Mumbai: While the Board of Control for Cricket in India has not explicitly stated it, it is widely understood that the complexities of the broadcast market will likely prevent an increase in the number of IPL matches from 74 to 94 in the upcoming rights cycle (2023-27). This was evident during the Saturday IPL governing council meeting, where player salary calculations for the next three years were provided to franchises based on the current arrangement of 74 matches per season.
When IPL’s media rights went on sale, the Invitation to Tender was for 410 matches, with years 2025, 2026 and 2027 slated to have 84, 84 and 94 matches respectively. If BCCI sticks to 74 matches, it will result in a revenue shortfall from 40 matches. Each IPL match being worth ₹118 crore, that would mean a revenue fall of ₹4,720 crore for BCCI from an expected ₹48,390 crore.
Players have been protected from taking a hit. In fact, they will benefit with BCCI announcing a match fee of ₹7.5 lakh, over and above their IPL contract value. A player featuring in all 14 league matches stands to earn Rs1.05 crore more.
This additional outlay ( ₹37.80 crore over three years) will be borne by the 10 franchises. They are not pleased. With the average incremental pay (players’ share based on team standings) also going up as well as an increase in the salary cap to ₹120 crore, the average salary pay out for a franchise amounts to ₹146 crore for 2025 — it is up from ₹110 crore. It goes up to ₹157 crore in 2027 with a ₹5 crore incremental revision in the salary purse.
“The increase in the number of matches is not happening now. It’s not ideal that all the additional expenditure comes to the teams,” said one franchise executive.
But BCCI is clear that the franchises have no reason to complain, comfortably placed as they are with the rise in IPL’s central revenue share resulting from a three-fold rise in media rights earnings.
From a long-term view, IPL’s inability to expand to more matches, despite being market-leaders, poses questions on the work that needs to be put in to continue the growth trajectory of the league. In the two seasons of the current cycle, broadcast earnings from advertising have not met the projected numbers; not anywhere close to matching the acquisition costs. With the two IPL broadcasters Viacom 18 and Disney Star set for a mega merger, they are known to be nervy about a longer league phase affecting viewership and a further dent in advertising revenue.
Privately, BCCI is citing player workload as a reason behind the delay in increasing the number of matches, but that view does not cut ice with most in the ecosystem.
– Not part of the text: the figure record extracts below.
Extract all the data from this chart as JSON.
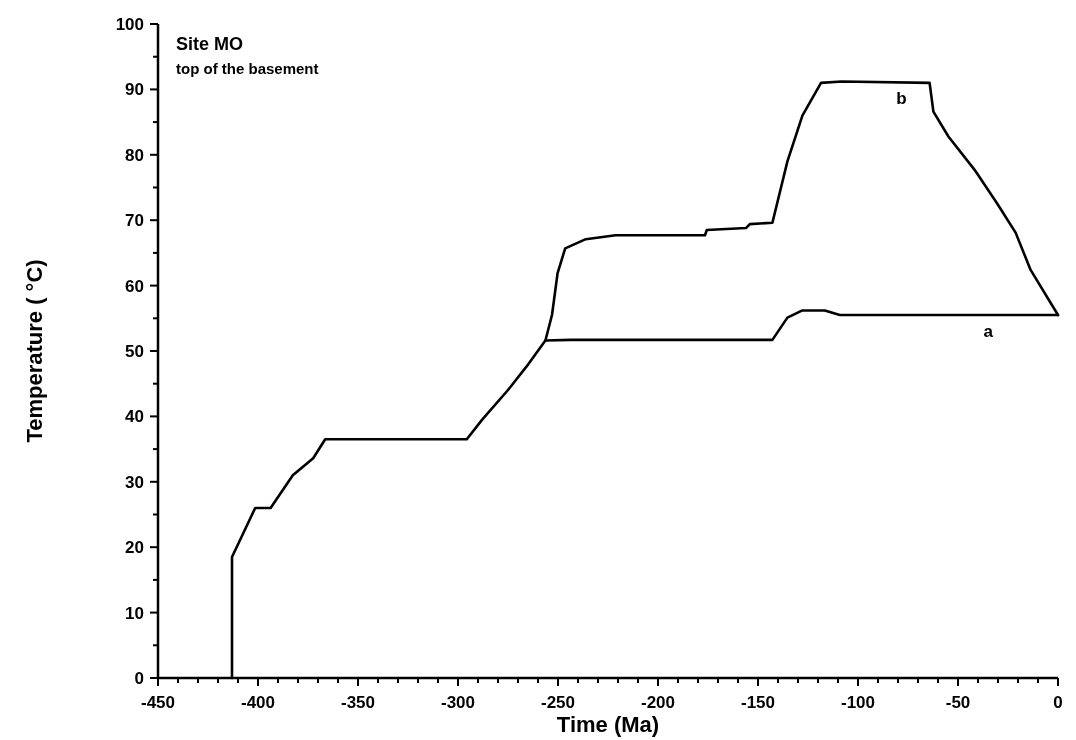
{
  "chart_data": {
    "type": "line",
    "title": "Site MO",
    "subtitle": "top of the basement",
    "xlabel": "Time (Ma)",
    "ylabel": "Temperature ( °C)",
    "series": [
      {
        "name": "a",
        "color": "#000000",
        "x": [
          -413,
          -413,
          -408.2,
          -401.4,
          -393.7,
          -382.6,
          -372.4,
          -366.4,
          -295.6,
          -287.9,
          -275.1,
          -264.8,
          -256.3,
          -243.6,
          -142.8,
          -135.3,
          -127.8,
          -116.6,
          -109.1,
          0
        ],
        "values": [
          0,
          18.5,
          21.6,
          26,
          26,
          31,
          33.6,
          36.5,
          36.5,
          39.5,
          44,
          48,
          51.6,
          51.7,
          51.7,
          55.1,
          56.2,
          56.2,
          55.5,
          55.5
        ]
      },
      {
        "name": "b",
        "color": "#000000",
        "x": [
          -256.3,
          -253,
          -250.2,
          -246.4,
          -236.1,
          -221.2,
          -176.5,
          -175.6,
          -156,
          -154.1,
          -142.8,
          -135.3,
          -127.8,
          -118.5,
          -108.2,
          -64.2,
          -62.3,
          -54.8,
          -41.7,
          -30.5,
          -21.2,
          -13.7,
          0
        ],
        "values": [
          51.6,
          55.5,
          61.9,
          65.7,
          67.1,
          67.7,
          67.7,
          68.5,
          68.8,
          69.4,
          69.6,
          79,
          86,
          91,
          91.2,
          91,
          86.6,
          82.8,
          77.7,
          72.6,
          68.1,
          62.4,
          55.5
        ]
      }
    ],
    "xlim": [
      -450,
      0
    ],
    "ylim": [
      0,
      100
    ],
    "xticks": [
      -450,
      {
        "value": -440,
        "label": null
      },
      {
        "value": -430,
        "label": null
      },
      {
        "value": -420,
        "label": null
      },
      {
        "value": -410,
        "label": null
      },
      -400,
      {
        "value": -390,
        "label": null
      },
      {
        "value": -380,
        "label": null
      },
      {
        "value": -370,
        "label": null
      },
      {
        "value": -360,
        "label": null
      },
      -350,
      {
        "value": -340,
        "label": null
      },
      {
        "value": -330,
        "label": null
      },
      {
        "value": -320,
        "label": null
      },
      {
        "value": -310,
        "label": null
      },
      -300,
      {
        "value": -290,
        "label": null
      },
      {
        "value": -280,
        "label": null
      },
      {
        "value": -270,
        "label": null
      },
      {
        "value": -260,
        "label": null
      },
      -250,
      {
        "value": -240,
        "label": null
      },
      {
        "value": -230,
        "label": null
      },
      {
        "value": -220,
        "label": null
      },
      {
        "value": -210,
        "label": null
      },
      -200,
      {
        "value": -190,
        "label": null
      },
      {
        "value": -180,
        "label": null
      },
      {
        "value": -170,
        "label": null
      },
      {
        "value": -160,
        "label": null
      },
      -150,
      {
        "value": -140,
        "label": null
      },
      {
        "value": -130,
        "label": null
      },
      {
        "value": -120,
        "label": null
      },
      {
        "value": -110,
        "label": null
      },
      -100,
      {
        "value": -90,
        "label": null
      },
      {
        "value": -80,
        "label": null
      },
      {
        "value": -70,
        "label": null
      },
      {
        "value": -60,
        "label": null
      },
      -50,
      {
        "value": -40,
        "label": null
      },
      {
        "value": -30,
        "label": null
      },
      {
        "value": -20,
        "label": null
      },
      {
        "value": -10,
        "label": null
      },
      0
    ],
    "yticks": [
      0,
      {
        "value": 5,
        "label": null
      },
      10,
      {
        "value": 15,
        "label": null
      },
      20,
      {
        "value": 25,
        "label": null
      },
      30,
      {
        "value": 35,
        "label": null
      },
      40,
      {
        "value": 45,
        "label": null
      },
      50,
      {
        "value": 55,
        "label": null
      },
      60,
      {
        "value": 65,
        "label": null
      },
      70,
      {
        "value": 75,
        "label": null
      },
      80,
      {
        "value": 85,
        "label": null
      },
      90,
      {
        "value": 95,
        "label": null
      },
      100
    ],
    "grid": false
  }
}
Play for India, earn more from IPL
For a player who enters the auction uncapped but becomes capped before any of the upcoming three seasons, his earnings will be revised. This move was introduced last year for players who had to stick with low auction earnings. As per the current arrangement, a player who appears in one international in the interim gets ₹50 lakh. This has been raised to ₹1 crore. For those between 5-9 caps, it will go up to ₹1.5 crore from ₹75 lakh while those playing more than 10 games for India will get ₹2 crore from the current ₹1 crore.
More good news was in store for players as a result of the rise in team salary cap from ₹100 crore to ₹120 crore. The base price of capped players for the auction will go up from the existing ₹50 lakh, ₹75 lakh and ₹1 crore to ₹75 lakh, ₹1 crore and ₹1.25 crore respectively. The highest reserve price stays at ₹2 crore. For uncapped players, the reserve price goes up from ₹20 lakh, ₹30 lakh and ₹40 lakh to ₹30 lakh, ₹40 lakh and ₹50 lakh respectively.